IV. Wiggins, Froome et le reste du monde

3. Constitution du duo Wiggins-Froome

Deux jours avant ce contre-la-montre se révéla Froome au grand public, dans la station de La Planche des Belles Filles, où il remporta l’étape en disputant le sprint à Evans, après avoir fourni un puissant travail dans la montée, au service de Wiggins. Michael Rogers puis Richie Porte firent leur part du travail, avant que Froome ne prenne le relais, asphyxiant les derniers concurrents à tenter de suivre leur rythme. C’est ce même mode opératoire qu’appliqueraient inlassablement les mercenaires de la Sky au fil des étapes, verrouillant la course, étouffant l’adversité, plombant le suspense. Malgré son travail d’équipier, Froome se maintint jusqu’au bout avec Wiggins, Evans et Nibali. Il s’offrit plusieurs longueurs d’avance sur Evans, faisant ainsi découvrir aux spectacteurs du Tour sa grande silhouette dégingandée et son enfantine manière de lever les bras en signe de victoire. Ce drôle de garçon de 27 ans semblait un inconnu. Il ne s’était jamais signalé dans le Tour de France. On pouvait croire à un coup d’éclat anecdotique. On le pouvait, mais les plus initiés se souvinrent du précédent Tour d’Espagne, dont il avait terminé deuxième derrière Cobo et devant Wiggins.
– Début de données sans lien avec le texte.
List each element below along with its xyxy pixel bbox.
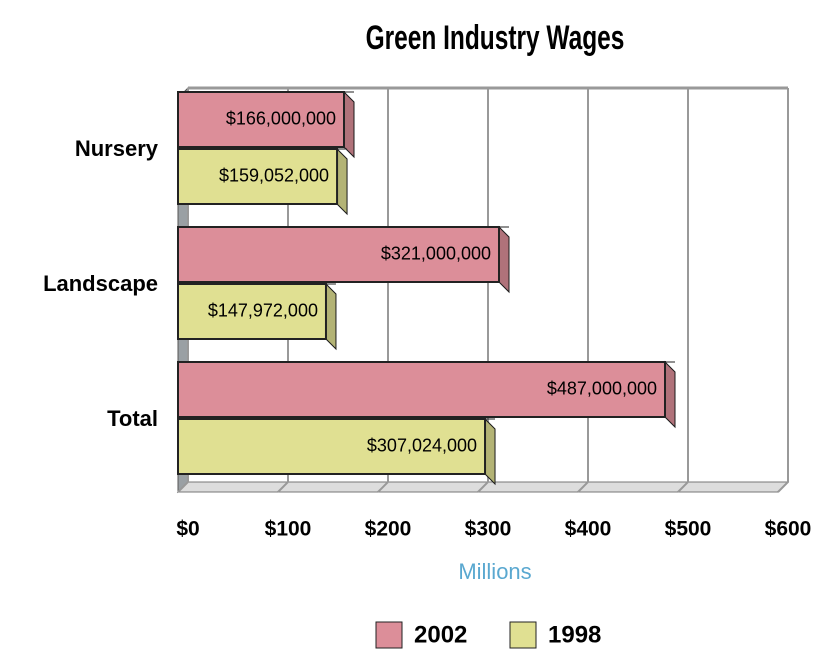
data-label: $321,000,000 — [381, 243, 491, 263]
legend-swatch — [375, 621, 403, 649]
x-tick-label: $100 — [265, 518, 312, 541]
bar-side — [664, 360, 676, 429]
bar — [177, 148, 339, 205]
x-tick-label: $500 — [665, 518, 712, 541]
bar — [177, 283, 327, 340]
data-label: $147,972,000 — [208, 300, 318, 320]
data-label: $159,052,000 — [219, 165, 329, 185]
x-tick-label: $0 — [176, 518, 199, 541]
chart-title: Green Industry Wages — [366, 19, 625, 57]
bar-side — [498, 225, 510, 294]
grid-line — [377, 88, 389, 493]
data-label: $166,000,000 — [226, 108, 336, 128]
grid-line — [477, 88, 489, 493]
bar-side — [343, 90, 355, 159]
x-tick-label: $600 — [765, 518, 812, 541]
bar-side — [484, 417, 496, 486]
y-tick-label: Total — [107, 406, 158, 431]
data-label: $487,000,000 — [547, 378, 657, 398]
bar-side — [336, 147, 348, 216]
x-tick-label: $400 — [565, 518, 612, 541]
bar-side — [325, 282, 337, 351]
legend-swatch — [509, 621, 537, 649]
y-tick-label: Landscape — [43, 271, 158, 296]
grid-line — [777, 88, 789, 493]
legend-label: 2002 — [414, 621, 467, 648]
bar — [177, 226, 500, 283]
grid-line — [177, 88, 189, 493]
grid-line — [677, 88, 689, 493]
bar — [177, 91, 345, 148]
bar — [177, 361, 666, 418]
grid-line — [577, 88, 589, 493]
data-label: $307,024,000 — [367, 435, 477, 455]
y-tick-label: Nursery — [75, 136, 159, 161]
x-tick-label: $300 — [465, 518, 512, 541]
bar — [177, 418, 487, 475]
x-tick-label: $200 — [365, 518, 412, 541]
grid-line — [277, 88, 289, 493]
legend-label: 1998 — [548, 621, 601, 648]
x-axis-label: Millions — [458, 559, 531, 584]
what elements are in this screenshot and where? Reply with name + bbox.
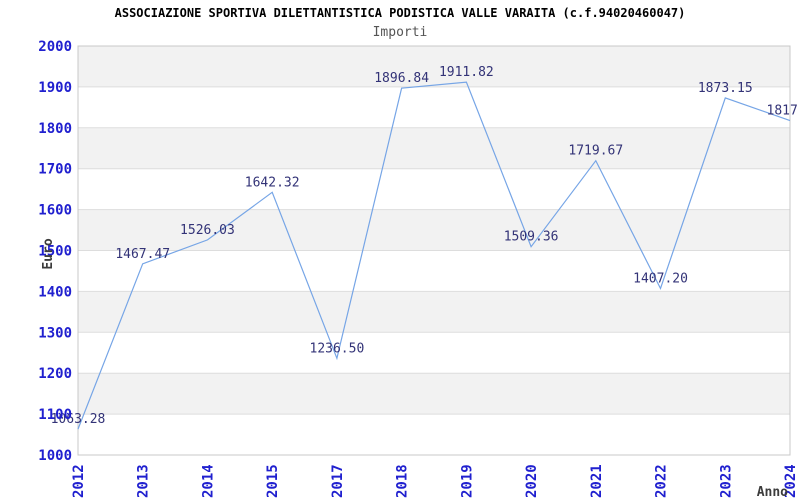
y-tick-label: 1500 [38, 244, 72, 260]
plot-band [78, 373, 790, 415]
y-tick-label: 1800 [38, 121, 72, 137]
y-tick-label: 1300 [38, 325, 72, 341]
point-label: 1873.15 [698, 81, 753, 96]
point-label: 1467.47 [115, 247, 170, 262]
y-tick-label: 1700 [38, 162, 72, 178]
x-tick-label: 2023 [718, 464, 734, 498]
x-tick-label: 2015 [265, 464, 281, 498]
y-tick-label: 1900 [38, 80, 72, 96]
point-label: 1407.20 [633, 271, 688, 286]
x-tick-label: 2024 [783, 464, 799, 498]
plot-border [77, 45, 791, 456]
plot-band [78, 291, 790, 333]
point-label: 1719.67 [568, 144, 623, 159]
plot-band [78, 46, 790, 87]
plot-band [78, 127, 790, 169]
point-label: 1642.32 [245, 175, 300, 190]
x-axis-title: Anno [757, 485, 788, 500]
point-label: 1911.82 [439, 65, 494, 80]
point-label: 1526.03 [180, 223, 235, 238]
x-tick-label: 2013 [136, 464, 152, 498]
x-tick-label: 2019 [459, 464, 475, 498]
y-tick-label: 1000 [38, 448, 72, 464]
point-label: 1063.28 [51, 412, 106, 427]
y-tick-label: 2000 [38, 39, 72, 55]
y-tick-label: 1200 [38, 366, 72, 382]
chart-title: ASSOCIAZIONE SPORTIVA DILETTANTISTICA PO… [114, 6, 686, 20]
x-tick-label: 2021 [589, 464, 605, 498]
point-label: 1509.36 [504, 230, 559, 245]
point-label: 1817.5 [767, 104, 800, 119]
y-tick-label: 1600 [38, 203, 72, 219]
y-tick-label: 1400 [38, 284, 72, 300]
chart-subtitle: Importi [372, 25, 428, 40]
y-tick-label: 1100 [38, 407, 72, 423]
x-tick-label: 2022 [654, 464, 670, 498]
x-tick-label: 2012 [71, 464, 87, 498]
x-tick-label: 2014 [200, 464, 216, 498]
x-tick-label: 2018 [395, 464, 411, 498]
x-tick-label: 2020 [524, 464, 540, 498]
y-axis-title: Euro [41, 238, 56, 269]
point-label: 1896.84 [374, 71, 429, 86]
chart-line [77, 81, 791, 430]
point-label: 1236.50 [310, 341, 365, 356]
x-tick-label: 2017 [330, 464, 346, 498]
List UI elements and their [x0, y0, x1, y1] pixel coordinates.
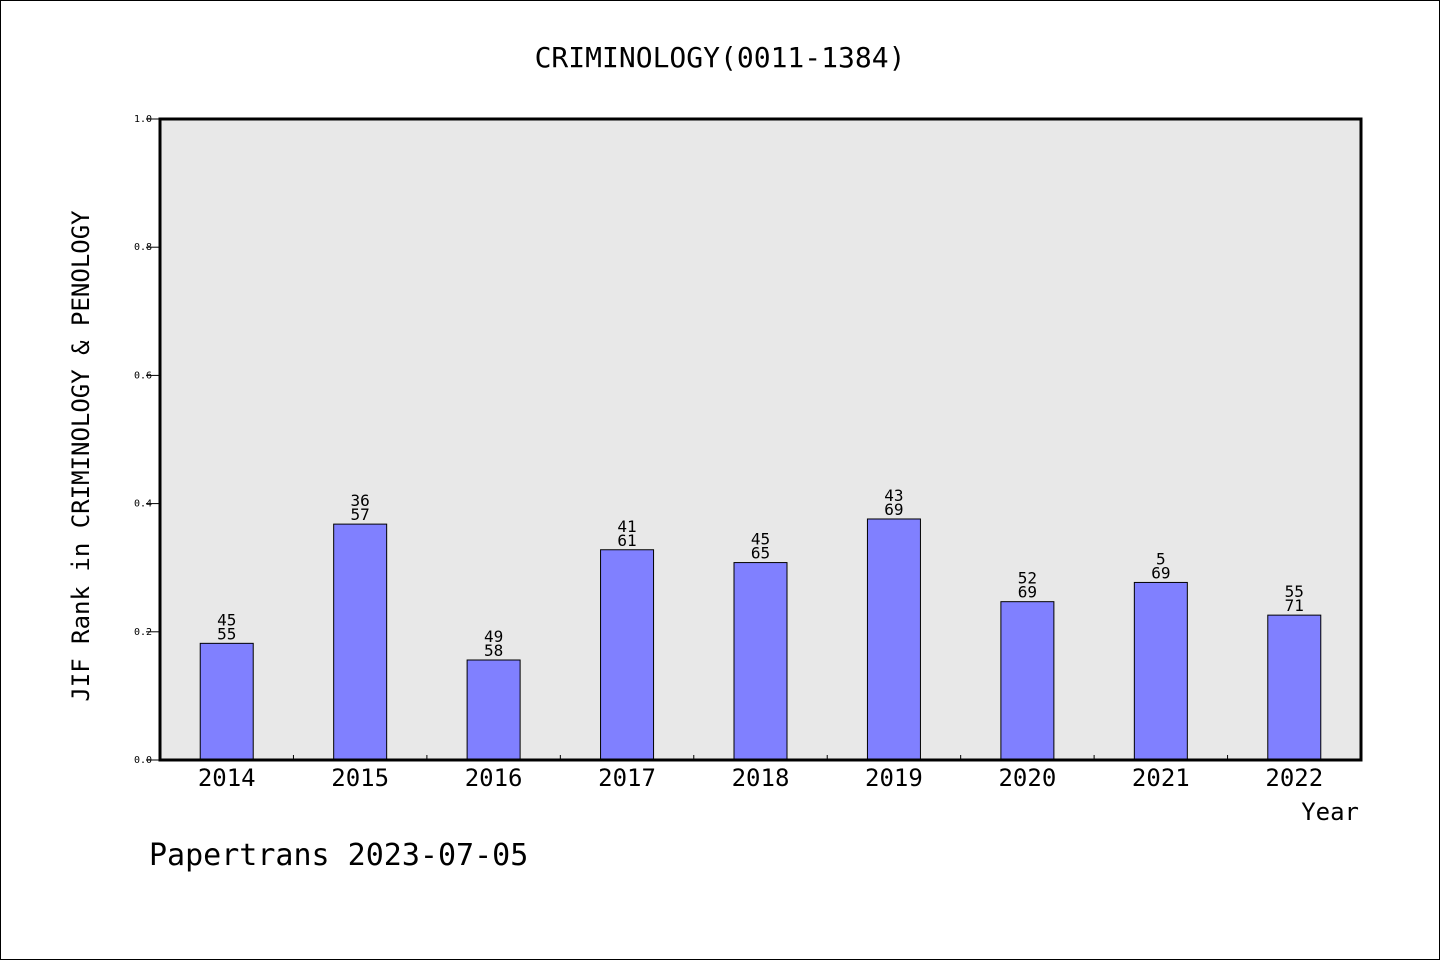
bar — [600, 549, 655, 761]
x-tick-label: 2017 — [598, 764, 656, 792]
bar-label-rank: 45 — [217, 610, 236, 629]
bar-label-total: 65 — [751, 544, 770, 563]
bar-label-total: 55 — [217, 624, 236, 643]
bar-label-rank: 5 — [1156, 549, 1166, 568]
bar — [866, 518, 921, 761]
x-tick-label: 2021 — [1132, 764, 1190, 792]
bar-label-rank: 43 — [884, 486, 903, 505]
y-tick-label: 1.0 — [134, 114, 152, 125]
x-axis: 2014 2015 2016 2017 2018 2019 2020 2021 2022 — [198, 755, 1323, 792]
x-tick-label: 2018 — [732, 764, 790, 792]
bar-label-total: 61 — [617, 531, 636, 550]
bar-label-total: 71 — [1285, 596, 1304, 615]
bar-label-rank: 36 — [351, 491, 370, 510]
plot-border — [158, 117, 1363, 762]
bar — [1267, 614, 1322, 761]
x-tick-label: 2015 — [331, 764, 389, 792]
x-axis-label: Year — [1301, 798, 1359, 826]
y-tick-label: 0.0 — [134, 755, 152, 766]
x-tick-label: 2022 — [1265, 764, 1323, 792]
x-tick-label: 2019 — [865, 764, 923, 792]
footer-watermark: Papertrans 2023-07-05 — [149, 838, 528, 873]
y-axis: 0.0 0.2 0.4 0.6 0.8 1.0 — [134, 114, 160, 766]
bar-label-total: 58 — [484, 641, 503, 660]
bar-label-rank: 52 — [1018, 569, 1037, 588]
y-tick-label: 0.2 — [134, 627, 152, 638]
bar-label-rank: 45 — [751, 530, 770, 549]
bar — [733, 562, 788, 761]
bar-label-total: 57 — [351, 505, 370, 524]
y-axis-label: JIF Rank in CRIMINOLOGY & PENOLOGY — [67, 210, 95, 702]
bar-label-total: 69 — [1151, 563, 1170, 582]
bar — [466, 659, 521, 761]
bar — [199, 642, 254, 761]
bar-label-rank: 41 — [617, 517, 636, 536]
bar-label-total: 69 — [884, 500, 903, 519]
y-tick-label: 0.6 — [134, 370, 152, 381]
bar — [333, 523, 388, 761]
bar-label-total: 69 — [1018, 583, 1037, 602]
x-tick-label: 2016 — [465, 764, 523, 792]
bar-label-rank: 55 — [1285, 582, 1304, 601]
y-tick-label: 0.8 — [134, 242, 152, 253]
bar-label-rank: 49 — [484, 627, 503, 646]
y-tick-label: 0.4 — [134, 499, 152, 510]
x-tick-label: 2020 — [998, 764, 1056, 792]
bar — [1000, 601, 1055, 761]
chart-title: CRIMINOLOGY(0011-1384) — [535, 41, 906, 74]
bar — [1133, 581, 1188, 761]
x-tick-label: 2014 — [198, 764, 256, 792]
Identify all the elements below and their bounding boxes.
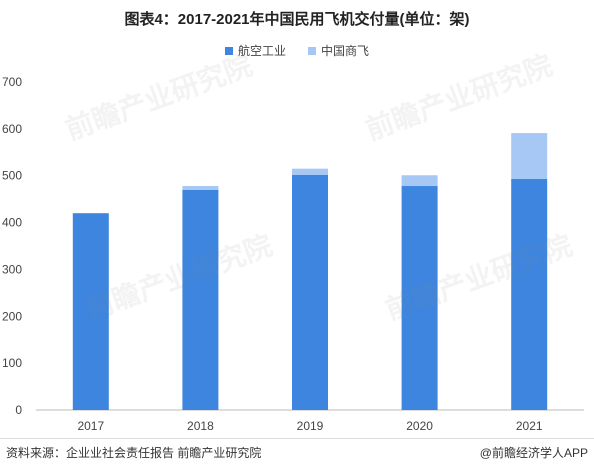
x-tick-label-2021: 2021 — [516, 419, 543, 433]
bar-aviation-industry-2019 — [292, 174, 328, 410]
bar-aviation-industry-2020 — [401, 186, 438, 410]
source-note: 资料来源：企业业社会责任报告 前瞻产业研究院 — [6, 446, 262, 460]
bar-aviation-industry-2021 — [511, 178, 548, 410]
y-tick-label-4: 400 — [2, 216, 22, 230]
bar-aviation-industry-2018 — [182, 189, 219, 410]
x-tick-label-2018: 2018 — [187, 419, 214, 433]
y-tick-label-2: 200 — [2, 309, 22, 323]
legend-swatch-comac — [308, 46, 316, 55]
legend-label-comac: 中国商飞 — [321, 44, 370, 58]
bar-comac-2021 — [511, 133, 548, 179]
brand-credit: @前瞻经济学人APP — [479, 446, 588, 460]
x-tick-label-2019: 2019 — [297, 419, 324, 433]
chart-title: 图表4：2017-2021年中国民用飞机交付量(单位：架) — [124, 11, 470, 28]
footer-divider — [0, 438, 594, 439]
bar-comac-2019 — [292, 168, 328, 175]
legend-label-aviation-industry: 航空工业 — [237, 44, 286, 58]
y-tick-label-7: 700 — [2, 75, 22, 89]
y-tick-label-5: 500 — [2, 169, 22, 183]
bar-aviation-industry-2017 — [72, 213, 109, 410]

De ce col de l’Angliru, colosse asturien, où il avait laissé Wiggins à sa misère pour défendre ses chances à la poursuite de Cobo. Du duel enfiévré de Peña Cabarga où il avait arraché la victoire à l’Espagnol. Des 13’’ qui l’avaient séparé de la victoire finale. Pour certains, Froome était peut-être un peu plus qu’un équipier dévoué de Wiggins. Lequel, devenu Maillot jaune, prétendait lui avoir conseillé pendant l’ascension vers La Planche des Belles Filles d’en garder un peu sous la pédale pour aller gagner l’étape. Il brandit d’ailleurs triomphalement le poing en franchissant la ligne pour saluer la victoire de son camarade.

 

À compter de ce jour, les deux hommes firent la course en chœur, malgré d’épouvantables fausses notes. Partout où irait Wiggins, serait Froome pour l’épauler, sans jamais faillir. Aussi traversèrent-ils les montagnes ensemble, Wiggins inlassablement remorqué par Froome. À Porrentruy, à Bellegarde-sur-Valserine, à La Toussuire, à Foix, à Bagnères-de-Luchon puis à Peyragudes, Froome fut le dernier du terrible train Sky à rester auprès du leader, lui offrant son sillage à toutes altitudes et répliquant aux rares attaques des adversaires.

 

Car l’opposition n’eut jamais vraiment les moyens de s’exprimer. Dès la onzième étape, Cadel Evans dévoila ses failles en montant cahin-caha vers la station des Sybelles, soutenu par le loyal Van Garderen, qui rongeait son frein, conscient de sa supériorité sur l’Australien. Pourtant, on l’avait vu attaquer plus tôt dans la journée, dans le col de la Croix de Fer, mais il s’était tristement débattu pendant un quart d’heure pour creuser un écart impossible. À plusieurs reprises, au fil des étapes, il fut animé de brefs sursauts d’orgueil, qui se révélèrent vains et parfois sinistrement émouvants. Evans se classa honorablement onzième aux Sybelles à 2’23’’ du fougueux échappé Pierre Rolland, qui confirmait son succès à l’Alpe d’Huez un an plus tôt, mais il perdit 1’26’’ sur Wiggins. Il poursuivit sa dégringolade en dévissant dans le col d’Aspin puis dans Peyresourde, au cours de la seizième étape, laissant 4’47’’ au groupe de Wiggins, lui-même arrivé sept minutes après Thomas Voeckler, vainqueur de sa deuxième étape dans ce Tour qu’il avait commencé en claudiquant et qu’il termina avec le maillot de meilleur grimpeur. Le lendemain, à Peyragudes, il connut une nouvelle défaillance, avant d’être humilié dans le contre-la-montre de Chartres, où il fut rejoint et doublé sans un regard par son équipier Van Garderen, lequel emporta le Maillot blanc de meilleur jeune malgré la révélation du benjamin Thibault Pinot, vainqueur à Porrentruy. Le vainqueur sortant du Tour parvint malgré tout à se retenir à la septième place du classement final.